The Food and Drug Administration (FDA) has not approved cannabis for treating depression. Research into whether cannabis is effective at helping treat depression is still in the early stages. However, some evidence suggests cannabis may be beneficial for some people.

For example, in 2022, researchers conducted a retrospective study of 7,362 participants at a nationwide medical cannabis clinic in Canada. People sought treatment for anxiety and depression and completed health questionnaires at their initial evaluation and during at least one follow-up visit.

Researchers found a significant improvement between scores at the start and end of the study. Similarly, some people have indicated through self-reported studies that cannabis helped with their postpartum depression.

More scientific research is necessary to understand the effects of cannabis, CBD, and THC.

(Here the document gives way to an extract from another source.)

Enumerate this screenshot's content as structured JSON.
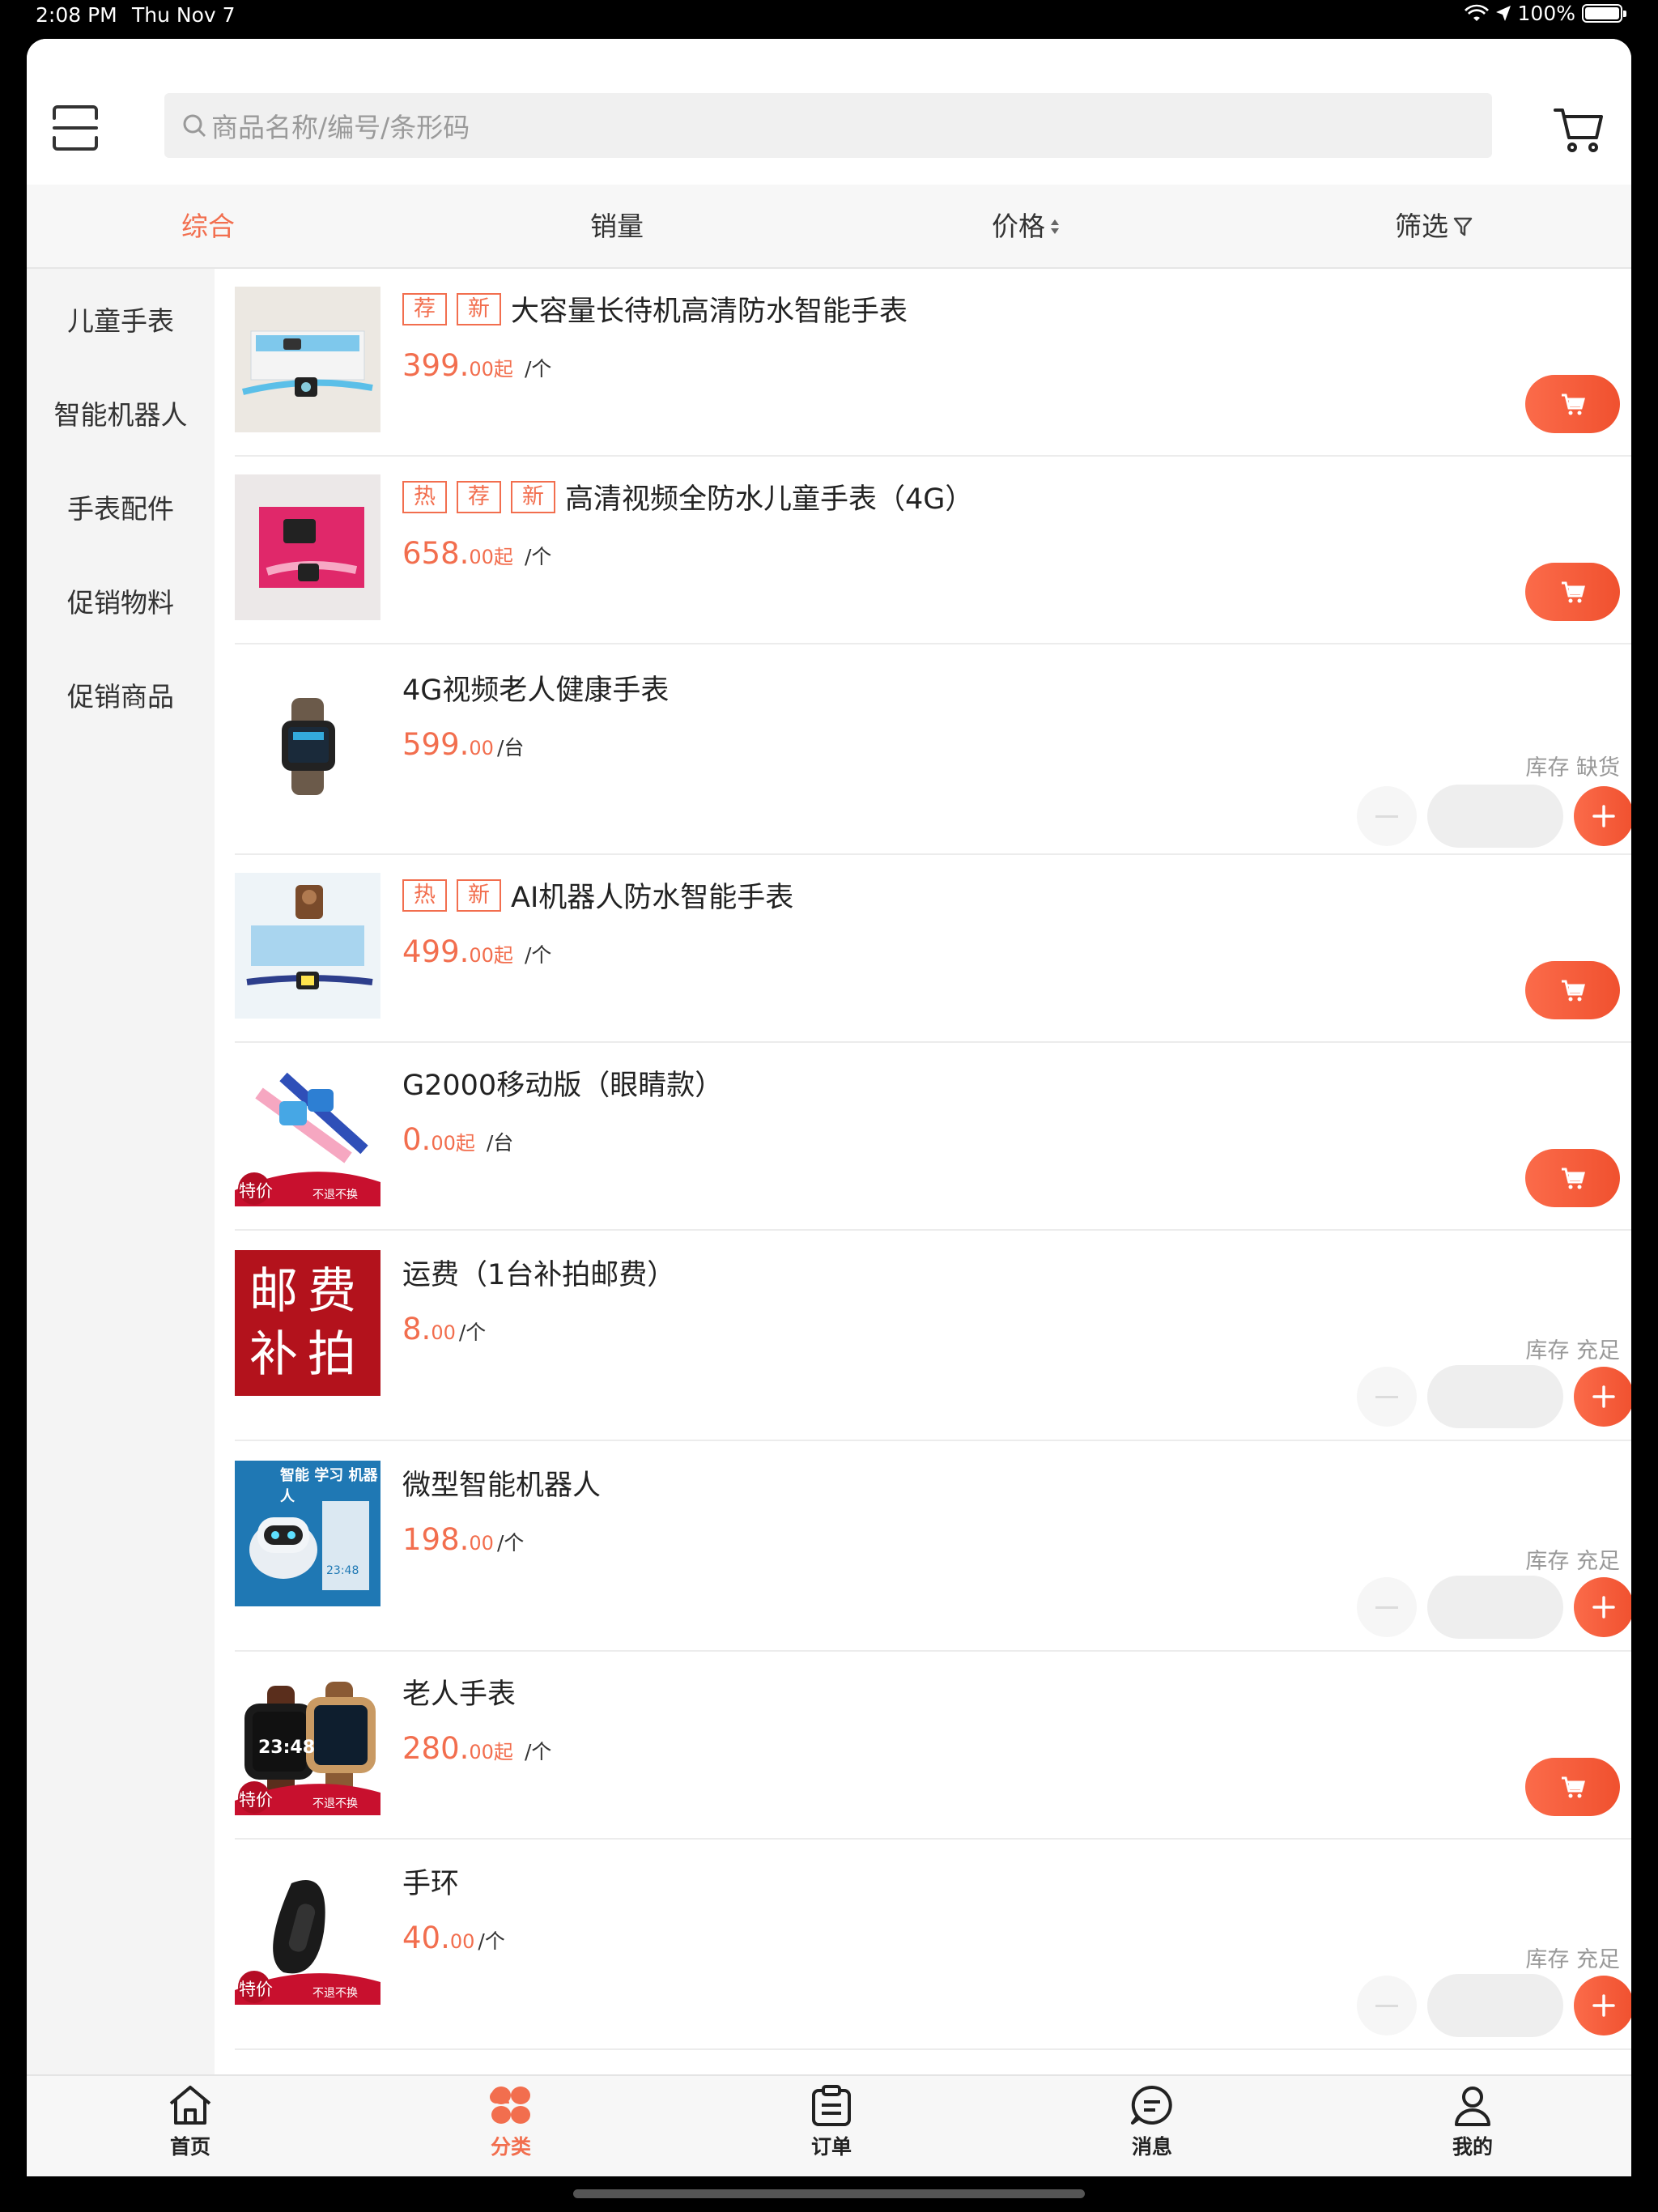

Learn the difference between CBD and THC here.

Cannabis may have links to depression. However, it is unclear if cannabis directly causes depression or whether people with depression are more likely to start using it in high amounts.

Some studies have suggested depression is a significant risk factor for developing cannabis use disorder (CUD), which is the medical term for an addiction to cannabis. It may lead people to start using cannabis more often or rely on it as a coping method.

The Centers for Disease Control and Prevention (CDC) warn that cannabis use can cause anxiety and paranoia in some cases, especially if a person uses it very frequently or in high amounts. There may also be a risk of temporary psychosis.

Learn how cannabis affects the body here.

There is little research on cannabis use in teenagers with depression. However, the CDC notes that the association between cannabis use and schizophrenia is stronger in people who start using cannabis during their adolescent years. Similarly, people who start using cannabis as adolescents are at a greater risk for CUD.

Cannabis may adversely impact how a teenager’s brain builds connections between the areas responsible for thinking, learning, and memory. Scientists are still researching these effects, whether they are permanent, and how socioeconomic factors may influence them.

Learn how cannabis affects brain cells here.

Before trying cannabis, it is important to speak with a doctor, especially if a person has been managing depression without support. There are several safe and effective treatments for depression that they can recommend.

If a person is interested in using cannabis to help treat their depression symptoms, there are some things they need to consider. Firstly, cannabis is not legal in all states. In places where it is legal, doctors may only recommend it for certain health conditions. These can vary from state to state.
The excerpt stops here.